Стараясь утишить рвущееся из груди дыхание, он на миг прислушался, вскочил на крыльцо и толкнул сенную дверь. В темноте он не разглядел, а скорее угадал расположение двери в избу, достал из кармана гранату и рывком распахнул дверь.
Дрибас лежал на спине посреди избы, опутанный веревкой. Лицо его было разбито, борода в крови, под глазом виднелся синий фонарь. Он злобно плакал и ругался, ворочал белыми глазами на худенькую бабенку, которая сторожила его с кочергой в руках. Рядом валялись щепки и сломанный гриф разбитой гитары.
Увидев обросшего красноармейца в драной грязной гимнастерке, бабенка в ужасе округлила глаза, раскрыла рот для крика, но Прохоров приложил палец к губам и показал ей загодя приготовленную гранату. Бабенка тихо ойкнула и, обморочно обмякнув, съехала с лавки на пол.
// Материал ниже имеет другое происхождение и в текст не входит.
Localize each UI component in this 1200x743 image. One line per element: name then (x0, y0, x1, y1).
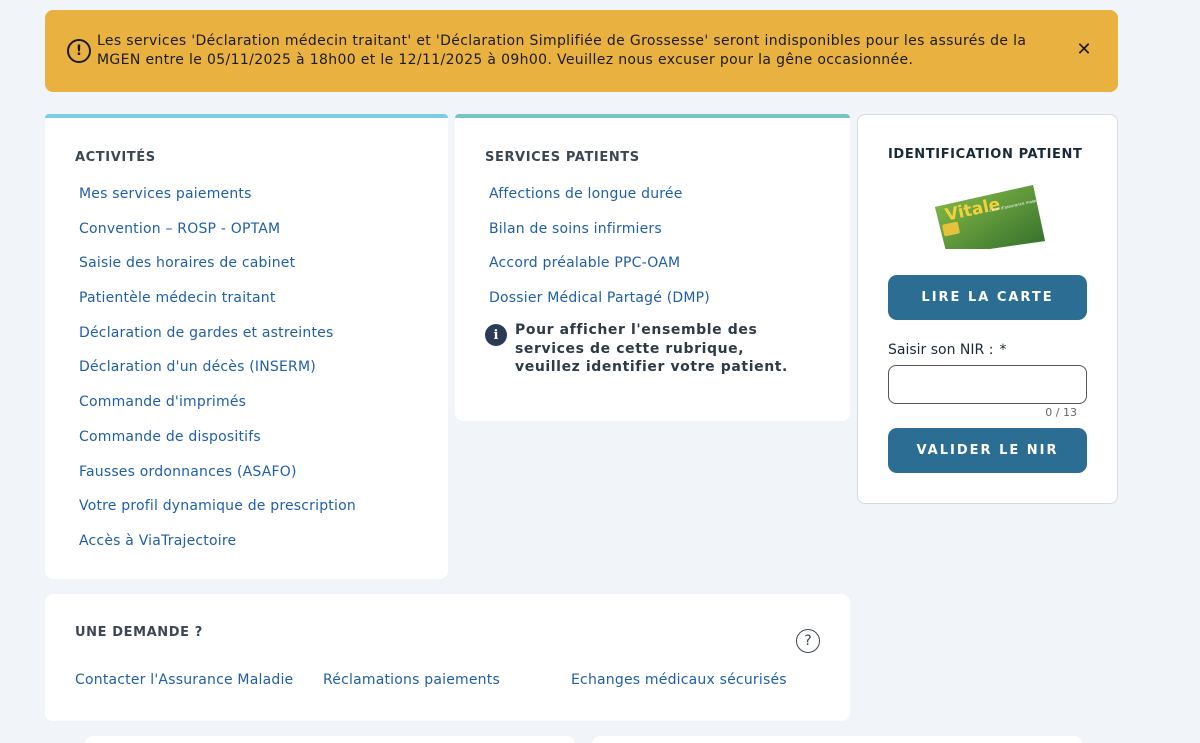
help-icon[interactable]: ? (796, 629, 820, 653)
demande-card (45, 594, 850, 721)
identification-title: IDENTIFICATION PATIENT (888, 147, 1083, 162)
identification-card (857, 114, 1118, 504)
nir-label (888, 342, 1006, 358)
alert-message: Les services 'Déclaration médecin traitant' et 'Déclaration Simplifiée de Grossesse' seront indisponibles pour les assurés de la MGEN entre le 05/11/2025 à 18h00 et le 12/11/2025 à 09h00. Veuillez nous excuser pour la gêne occasionnée. (97, 33, 1027, 68)
maintenance-alert (45, 10, 1118, 92)
activites-card (45, 114, 448, 579)
info-icon: i (485, 324, 507, 346)
services-list (489, 184, 710, 323)
read-card-button[interactable]: LIRE LA CARTE (888, 275, 1087, 320)
activites-title: ACTIVITÉS (75, 150, 156, 165)
activite-link[interactable]: Convention – ROSP - OPTAM (79, 220, 281, 237)
demande-link-contact[interactable]: Contacter l'Assurance Maladie (75, 672, 294, 688)
service-link[interactable]: Dossier Médical Partagé (DMP) (489, 290, 710, 307)
warning-icon: ! (67, 39, 91, 63)
demande-link-echanges[interactable]: Echanges médicaux sécurisés (571, 672, 787, 688)
activite-link[interactable]: Déclaration d'un décès (INSERM) (79, 359, 316, 376)
activite-link[interactable]: Fausses ordonnances (ASAFO) (79, 463, 297, 480)
bottom-card (592, 736, 1082, 743)
service-link[interactable]: Bilan de soins infirmiers (489, 220, 662, 237)
services-patients-card (455, 114, 850, 421)
activite-link[interactable]: Accès à ViaTrajectoire (79, 532, 237, 549)
activite-link[interactable]: Patientèle médecin traitant (79, 290, 276, 307)
activite-link[interactable]: Déclaration de gardes et astreintes (79, 324, 334, 341)
activite-link[interactable]: Saisie des horaires de cabinet (79, 255, 296, 272)
services-title: SERVICES PATIENTS (485, 150, 640, 165)
activite-link[interactable]: Commande de dispositifs (79, 428, 261, 445)
required-marker: * (999, 342, 1007, 358)
activite-link[interactable]: Mes services paiements (79, 186, 252, 202)
activites-list (79, 184, 356, 566)
nir-label-text: Saisir son NIR : (888, 342, 994, 358)
validate-nir-button[interactable]: VALIDER LE NIR (888, 428, 1087, 473)
vitale-card-icon (933, 185, 1045, 249)
activite-link[interactable]: Votre profil dynamique de prescription (79, 498, 356, 515)
service-link[interactable]: Affections de longue durée (489, 186, 683, 202)
service-link[interactable]: Accord préalable PPC-OAM (489, 255, 681, 272)
services-info-text: Pour afficher l'ensemble des services de cette rubrique, veuillez identifier votre patient. (515, 322, 788, 375)
demande-title: UNE DEMANDE ? (75, 625, 203, 640)
demande-link-reclamations[interactable]: Réclamations paiements (323, 672, 500, 688)
activite-link[interactable]: Commande d'imprimés (79, 394, 247, 411)
nir-input[interactable] (888, 365, 1087, 404)
vitale-card-label: Vitale (943, 194, 1003, 226)
nir-counter: 0 / 13 (1045, 406, 1077, 419)
close-icon[interactable]: ✕ (1076, 39, 1092, 60)
bottom-card (85, 736, 575, 743)
vitale-card-subtitle: carte d'assurance maladie (988, 196, 1042, 213)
Кочерга выпала у нее из рук.
– Это враги, звери, – хрипел Дрибас, силясь освободиться от стянувших его пут.
– Молчи, – приказал ему Прохоров. Достал перочинный ножик и в двух местах перепилил веревку. – Теперь вставай и дуй без оглядки в лес. Живо!
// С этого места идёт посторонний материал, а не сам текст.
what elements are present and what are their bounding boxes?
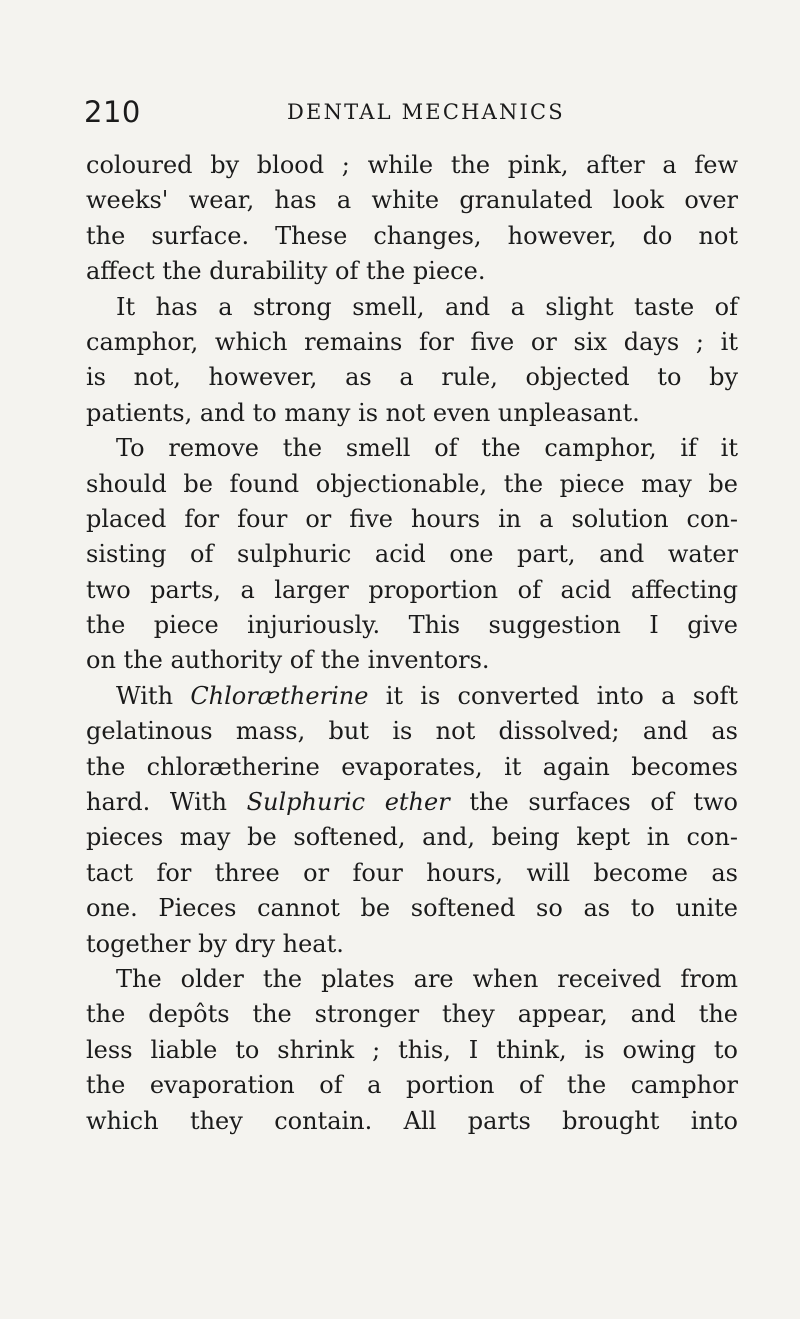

Прохоров торопливым взглядом обежал избу, увидел на припечке большой ватник, схватил его и выскочил на крыльцо вслед за цыганом.
Дрибас бешено выдирал из-под бревна у завалинки длинную корявую палку.
– В лес, сейчас же в лес! – свистяще прошептал Прохоров.
Но Дрибас уже вырвал палку и кинулся с ней в улицу. Прохоров в два прыжка настиг его и сгреб в охапку:
– В лес, дурак, убью! – Вырвал палку и подтолкнул его к огороду.
Убедившись, что цыган подчинился, Прохоров выглянул из-за угла избы в улицу и вдали, там, где она выходила к церковной площади, увидел виселицу, где суетились человеческие фигурки и стучали топоры. «Должно быть, к завтраму строят, нынче уж некогда, темнеет».